Es bleibt also festzustellen: Staatspolitisch ist es sehr wichtig, aber es ist ein Geschenk, das vergiftet ist. Vor allem führt die Argumentationskette des Bürgermeisters in die Irre, denn was gibt es staatspolitisch Wichtigeres als eine Wahl?

(Beifall bei der SPD und der GAL)

Was böte sich hier geradezu zwingend an? Ganz eindeutig beides auf einen Tag zu legen.

(Beifall bei der SPD und vereinzelt bei der GAL)

In der Vergangenheit haben Sie ein bisschen hilflos darauf hingewiesen, dass das alles ziemlich teuer wäre. Das Finanzargument habe ich heute in diesem Zusammenhang von Ihnen nicht gehört. Das wäre aber zumindest ehrlicher gewesen.
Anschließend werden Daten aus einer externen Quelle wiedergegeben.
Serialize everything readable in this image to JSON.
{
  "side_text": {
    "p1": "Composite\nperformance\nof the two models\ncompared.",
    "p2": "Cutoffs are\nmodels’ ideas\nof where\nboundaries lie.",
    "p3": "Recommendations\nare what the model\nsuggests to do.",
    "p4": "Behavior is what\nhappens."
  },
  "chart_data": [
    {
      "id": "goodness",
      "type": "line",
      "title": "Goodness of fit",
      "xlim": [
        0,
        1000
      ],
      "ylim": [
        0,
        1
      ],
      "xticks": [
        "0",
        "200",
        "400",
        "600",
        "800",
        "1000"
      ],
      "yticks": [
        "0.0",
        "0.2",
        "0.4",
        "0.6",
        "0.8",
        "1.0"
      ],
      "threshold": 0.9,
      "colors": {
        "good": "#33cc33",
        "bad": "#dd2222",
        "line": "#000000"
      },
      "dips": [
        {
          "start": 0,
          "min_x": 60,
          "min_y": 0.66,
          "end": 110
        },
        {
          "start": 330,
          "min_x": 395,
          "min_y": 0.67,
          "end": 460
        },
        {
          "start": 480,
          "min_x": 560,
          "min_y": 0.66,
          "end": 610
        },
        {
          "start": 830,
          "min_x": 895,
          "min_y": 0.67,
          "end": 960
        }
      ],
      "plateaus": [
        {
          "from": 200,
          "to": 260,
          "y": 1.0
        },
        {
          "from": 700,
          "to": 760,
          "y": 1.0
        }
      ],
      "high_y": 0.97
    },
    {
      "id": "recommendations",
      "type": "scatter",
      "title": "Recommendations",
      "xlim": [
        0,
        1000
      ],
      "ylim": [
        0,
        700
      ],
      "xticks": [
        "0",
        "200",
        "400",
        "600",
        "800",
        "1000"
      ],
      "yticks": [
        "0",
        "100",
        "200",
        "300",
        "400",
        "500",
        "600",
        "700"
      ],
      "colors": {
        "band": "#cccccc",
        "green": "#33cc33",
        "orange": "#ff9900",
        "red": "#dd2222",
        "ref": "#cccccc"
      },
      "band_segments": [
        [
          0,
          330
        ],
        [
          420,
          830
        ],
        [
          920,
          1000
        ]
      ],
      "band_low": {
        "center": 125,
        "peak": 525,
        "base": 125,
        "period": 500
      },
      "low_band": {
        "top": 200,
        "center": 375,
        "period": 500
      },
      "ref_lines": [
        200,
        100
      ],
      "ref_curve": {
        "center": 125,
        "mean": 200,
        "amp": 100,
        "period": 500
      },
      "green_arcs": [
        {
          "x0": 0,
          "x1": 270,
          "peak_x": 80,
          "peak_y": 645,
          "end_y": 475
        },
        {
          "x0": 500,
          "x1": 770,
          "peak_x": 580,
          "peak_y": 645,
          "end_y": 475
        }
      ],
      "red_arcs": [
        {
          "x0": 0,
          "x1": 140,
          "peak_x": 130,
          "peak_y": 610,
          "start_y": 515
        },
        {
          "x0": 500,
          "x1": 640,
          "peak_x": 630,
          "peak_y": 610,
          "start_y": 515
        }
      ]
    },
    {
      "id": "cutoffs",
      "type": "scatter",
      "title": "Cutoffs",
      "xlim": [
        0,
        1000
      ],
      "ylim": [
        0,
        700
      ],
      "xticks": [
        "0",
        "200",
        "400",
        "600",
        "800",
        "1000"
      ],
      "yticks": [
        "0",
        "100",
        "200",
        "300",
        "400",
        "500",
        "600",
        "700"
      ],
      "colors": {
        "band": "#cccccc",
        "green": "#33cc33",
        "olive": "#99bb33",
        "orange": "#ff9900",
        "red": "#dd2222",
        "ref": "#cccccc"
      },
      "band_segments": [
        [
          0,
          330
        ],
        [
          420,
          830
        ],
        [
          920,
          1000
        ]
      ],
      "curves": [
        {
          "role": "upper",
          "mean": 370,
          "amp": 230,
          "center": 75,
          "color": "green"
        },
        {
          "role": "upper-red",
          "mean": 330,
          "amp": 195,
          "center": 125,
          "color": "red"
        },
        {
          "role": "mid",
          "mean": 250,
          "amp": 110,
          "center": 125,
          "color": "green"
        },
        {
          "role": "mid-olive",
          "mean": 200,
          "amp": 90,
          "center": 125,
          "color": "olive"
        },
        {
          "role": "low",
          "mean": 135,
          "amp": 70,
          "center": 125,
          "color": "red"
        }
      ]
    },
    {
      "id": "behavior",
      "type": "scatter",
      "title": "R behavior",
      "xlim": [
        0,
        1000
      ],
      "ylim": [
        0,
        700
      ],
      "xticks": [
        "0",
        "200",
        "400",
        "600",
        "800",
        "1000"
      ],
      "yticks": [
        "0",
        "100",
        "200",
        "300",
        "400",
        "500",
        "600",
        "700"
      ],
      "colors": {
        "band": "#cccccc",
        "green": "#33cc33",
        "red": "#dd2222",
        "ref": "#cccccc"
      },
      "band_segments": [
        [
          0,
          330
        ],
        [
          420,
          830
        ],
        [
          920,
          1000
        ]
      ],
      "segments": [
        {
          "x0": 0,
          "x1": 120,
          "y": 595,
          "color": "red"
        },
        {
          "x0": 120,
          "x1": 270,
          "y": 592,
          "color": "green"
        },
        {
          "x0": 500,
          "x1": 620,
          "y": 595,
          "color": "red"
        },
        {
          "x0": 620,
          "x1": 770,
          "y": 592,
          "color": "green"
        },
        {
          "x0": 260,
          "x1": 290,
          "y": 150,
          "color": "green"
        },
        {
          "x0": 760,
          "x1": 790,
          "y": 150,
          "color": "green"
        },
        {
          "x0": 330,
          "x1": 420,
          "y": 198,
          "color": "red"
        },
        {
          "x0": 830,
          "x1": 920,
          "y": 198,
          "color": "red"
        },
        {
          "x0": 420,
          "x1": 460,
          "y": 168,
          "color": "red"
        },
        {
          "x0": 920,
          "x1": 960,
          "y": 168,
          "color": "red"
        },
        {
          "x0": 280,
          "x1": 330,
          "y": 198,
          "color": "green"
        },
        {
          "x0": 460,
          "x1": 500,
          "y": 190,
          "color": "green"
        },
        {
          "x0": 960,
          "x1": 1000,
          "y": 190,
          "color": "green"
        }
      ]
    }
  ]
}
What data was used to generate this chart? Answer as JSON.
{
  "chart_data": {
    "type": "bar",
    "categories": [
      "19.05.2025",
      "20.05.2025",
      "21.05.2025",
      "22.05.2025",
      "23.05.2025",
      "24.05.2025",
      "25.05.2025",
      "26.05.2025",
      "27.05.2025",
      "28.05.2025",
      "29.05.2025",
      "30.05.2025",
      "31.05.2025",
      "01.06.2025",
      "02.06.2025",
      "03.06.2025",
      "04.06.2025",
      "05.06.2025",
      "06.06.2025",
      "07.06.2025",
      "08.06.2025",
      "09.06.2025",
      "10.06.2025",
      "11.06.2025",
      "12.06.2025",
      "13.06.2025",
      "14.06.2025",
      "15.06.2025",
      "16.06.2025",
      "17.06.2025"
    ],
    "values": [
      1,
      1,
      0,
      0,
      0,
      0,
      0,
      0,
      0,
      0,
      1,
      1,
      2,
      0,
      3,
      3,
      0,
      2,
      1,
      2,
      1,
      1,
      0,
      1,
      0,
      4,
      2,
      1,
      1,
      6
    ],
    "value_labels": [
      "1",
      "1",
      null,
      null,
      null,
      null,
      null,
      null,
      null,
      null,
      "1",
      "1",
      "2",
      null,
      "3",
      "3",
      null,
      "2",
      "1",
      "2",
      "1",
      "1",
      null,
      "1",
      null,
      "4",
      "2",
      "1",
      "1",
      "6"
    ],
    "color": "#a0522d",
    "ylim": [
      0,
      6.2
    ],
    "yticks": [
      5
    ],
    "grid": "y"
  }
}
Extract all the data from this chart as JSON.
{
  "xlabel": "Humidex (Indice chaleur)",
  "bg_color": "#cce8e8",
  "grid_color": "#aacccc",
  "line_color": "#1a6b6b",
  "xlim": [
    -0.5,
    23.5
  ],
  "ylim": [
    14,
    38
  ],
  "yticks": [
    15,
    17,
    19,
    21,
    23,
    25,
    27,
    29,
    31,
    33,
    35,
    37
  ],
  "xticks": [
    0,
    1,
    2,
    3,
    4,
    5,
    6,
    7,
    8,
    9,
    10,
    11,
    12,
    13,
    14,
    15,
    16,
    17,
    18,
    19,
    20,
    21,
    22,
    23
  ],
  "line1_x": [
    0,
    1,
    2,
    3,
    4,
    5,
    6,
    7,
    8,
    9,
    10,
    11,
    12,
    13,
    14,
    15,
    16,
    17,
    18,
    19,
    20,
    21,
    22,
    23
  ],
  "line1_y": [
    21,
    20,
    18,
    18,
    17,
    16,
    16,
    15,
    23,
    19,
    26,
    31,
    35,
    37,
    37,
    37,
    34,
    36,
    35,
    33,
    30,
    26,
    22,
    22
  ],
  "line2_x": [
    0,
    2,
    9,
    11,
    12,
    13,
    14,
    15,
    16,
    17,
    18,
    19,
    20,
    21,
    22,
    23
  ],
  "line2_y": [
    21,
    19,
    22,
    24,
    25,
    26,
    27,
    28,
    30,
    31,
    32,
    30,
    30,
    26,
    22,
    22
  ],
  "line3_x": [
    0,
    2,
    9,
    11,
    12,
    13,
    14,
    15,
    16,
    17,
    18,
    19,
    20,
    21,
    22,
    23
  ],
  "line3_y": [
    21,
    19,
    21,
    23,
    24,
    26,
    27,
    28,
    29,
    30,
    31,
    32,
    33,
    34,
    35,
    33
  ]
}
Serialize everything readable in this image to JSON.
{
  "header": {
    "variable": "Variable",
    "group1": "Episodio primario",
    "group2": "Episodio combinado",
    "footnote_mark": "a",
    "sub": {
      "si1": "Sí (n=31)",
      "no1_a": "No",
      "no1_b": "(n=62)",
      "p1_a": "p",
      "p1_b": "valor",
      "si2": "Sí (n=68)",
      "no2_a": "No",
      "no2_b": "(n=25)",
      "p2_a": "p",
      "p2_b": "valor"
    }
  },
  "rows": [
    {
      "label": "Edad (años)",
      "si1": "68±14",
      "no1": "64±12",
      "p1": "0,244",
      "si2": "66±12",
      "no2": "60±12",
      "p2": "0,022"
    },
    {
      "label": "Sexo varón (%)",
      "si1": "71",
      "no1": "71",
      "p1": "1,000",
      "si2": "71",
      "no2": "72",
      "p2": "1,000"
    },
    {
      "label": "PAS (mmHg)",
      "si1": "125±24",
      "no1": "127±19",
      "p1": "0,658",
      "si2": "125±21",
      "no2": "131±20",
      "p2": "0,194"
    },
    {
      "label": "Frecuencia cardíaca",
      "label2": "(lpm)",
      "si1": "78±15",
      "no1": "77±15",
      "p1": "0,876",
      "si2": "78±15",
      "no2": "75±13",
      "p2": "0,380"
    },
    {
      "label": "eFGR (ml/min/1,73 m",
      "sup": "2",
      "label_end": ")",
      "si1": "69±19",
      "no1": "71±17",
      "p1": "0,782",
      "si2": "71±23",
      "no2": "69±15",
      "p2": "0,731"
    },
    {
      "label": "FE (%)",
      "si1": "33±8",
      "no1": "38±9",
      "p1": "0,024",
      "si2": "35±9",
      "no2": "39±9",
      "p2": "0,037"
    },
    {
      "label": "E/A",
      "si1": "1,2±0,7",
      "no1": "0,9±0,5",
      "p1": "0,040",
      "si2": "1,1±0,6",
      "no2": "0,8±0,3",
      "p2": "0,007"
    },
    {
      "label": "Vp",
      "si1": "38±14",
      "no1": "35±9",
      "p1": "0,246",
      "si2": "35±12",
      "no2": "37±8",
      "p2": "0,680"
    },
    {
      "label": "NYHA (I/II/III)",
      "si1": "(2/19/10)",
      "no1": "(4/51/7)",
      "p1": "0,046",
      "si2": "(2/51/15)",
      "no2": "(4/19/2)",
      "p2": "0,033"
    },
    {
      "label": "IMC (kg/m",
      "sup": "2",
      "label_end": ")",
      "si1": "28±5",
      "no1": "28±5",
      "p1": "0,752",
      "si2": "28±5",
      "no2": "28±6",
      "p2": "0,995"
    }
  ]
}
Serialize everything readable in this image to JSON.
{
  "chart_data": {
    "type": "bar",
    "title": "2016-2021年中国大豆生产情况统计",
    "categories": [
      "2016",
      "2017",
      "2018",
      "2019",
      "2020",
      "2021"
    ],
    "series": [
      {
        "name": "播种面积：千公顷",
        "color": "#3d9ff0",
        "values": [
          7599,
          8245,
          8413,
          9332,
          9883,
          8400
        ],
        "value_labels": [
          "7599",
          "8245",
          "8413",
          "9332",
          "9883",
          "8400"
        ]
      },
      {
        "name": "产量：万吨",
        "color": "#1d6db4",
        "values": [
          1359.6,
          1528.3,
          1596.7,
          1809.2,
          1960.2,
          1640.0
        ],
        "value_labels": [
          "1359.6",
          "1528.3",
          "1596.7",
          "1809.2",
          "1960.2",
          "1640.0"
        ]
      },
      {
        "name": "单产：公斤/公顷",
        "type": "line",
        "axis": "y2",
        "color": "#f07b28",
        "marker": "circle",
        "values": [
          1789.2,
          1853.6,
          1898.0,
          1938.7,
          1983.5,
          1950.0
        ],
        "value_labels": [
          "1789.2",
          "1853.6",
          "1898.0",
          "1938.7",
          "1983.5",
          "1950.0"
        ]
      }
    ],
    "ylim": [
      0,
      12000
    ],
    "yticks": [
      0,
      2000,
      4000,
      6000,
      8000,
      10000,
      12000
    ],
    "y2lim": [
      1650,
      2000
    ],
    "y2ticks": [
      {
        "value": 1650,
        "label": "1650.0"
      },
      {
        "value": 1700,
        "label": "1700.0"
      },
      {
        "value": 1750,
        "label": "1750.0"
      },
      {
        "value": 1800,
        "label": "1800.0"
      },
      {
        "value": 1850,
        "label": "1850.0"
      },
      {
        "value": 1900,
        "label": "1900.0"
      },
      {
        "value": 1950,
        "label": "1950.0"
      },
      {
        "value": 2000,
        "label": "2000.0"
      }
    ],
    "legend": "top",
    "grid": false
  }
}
Ehrlicher wäre es gegenüber den Beteiligten am Volksbegehren und den Wählern zur Bürgerschaftswahl gewesen, deutlich zu machen, dass das absolut nicht gewollt ist. Selbst die FDP redet hier von "Taschenspielertricks". Der Herausforderer des Bürgermeisters, unser Spitzenkandidat Michael Naumann, der von Ihnen heute schon sehr oft gewürdigt worden ist – deshalb hat er bei Ihnen zumindest etwas bewegt, denn wer Angst hat, pfeift auch ein bisschen lauter –,

(Beifall bei der SPD und der GAL)

hat natürlich Recht, wenn er sagt, die CDU spreche von Bürgernähe, lehne sie aber ab, wenn der Bürger dem CDU-Senat zu nahe kommt. Deshalb ist es überraschend, wenn man in der Presse lesen kann, es gäbe bei der CDU eine Kehrtwende oder gar ein Einlenken. Das ist keinesfalls so.

Die Initiatoren von "Mehr Demokratie" haben jetzt angefangen, laut darüber nachzudenken, ob es nicht vielleicht sinnvoller wäre, nach dem Motto "zurück auf Los" noch einmal anzufangen und dieses Mal die Bundestagswahl als gemeinsamen Urnengang ins Auge zu fassen. Meine Fraktion kann die Enttäuschung, die hinter dieser Überlegung steht, nur allzu gut verstehen. Aber wir sollten als Befürworter einer gemeinsamen Wahlentscheidung nicht aus dem Auge verlieren, dass es auch hier die von der FDP dargelegten Taschenspielertricks geben kann.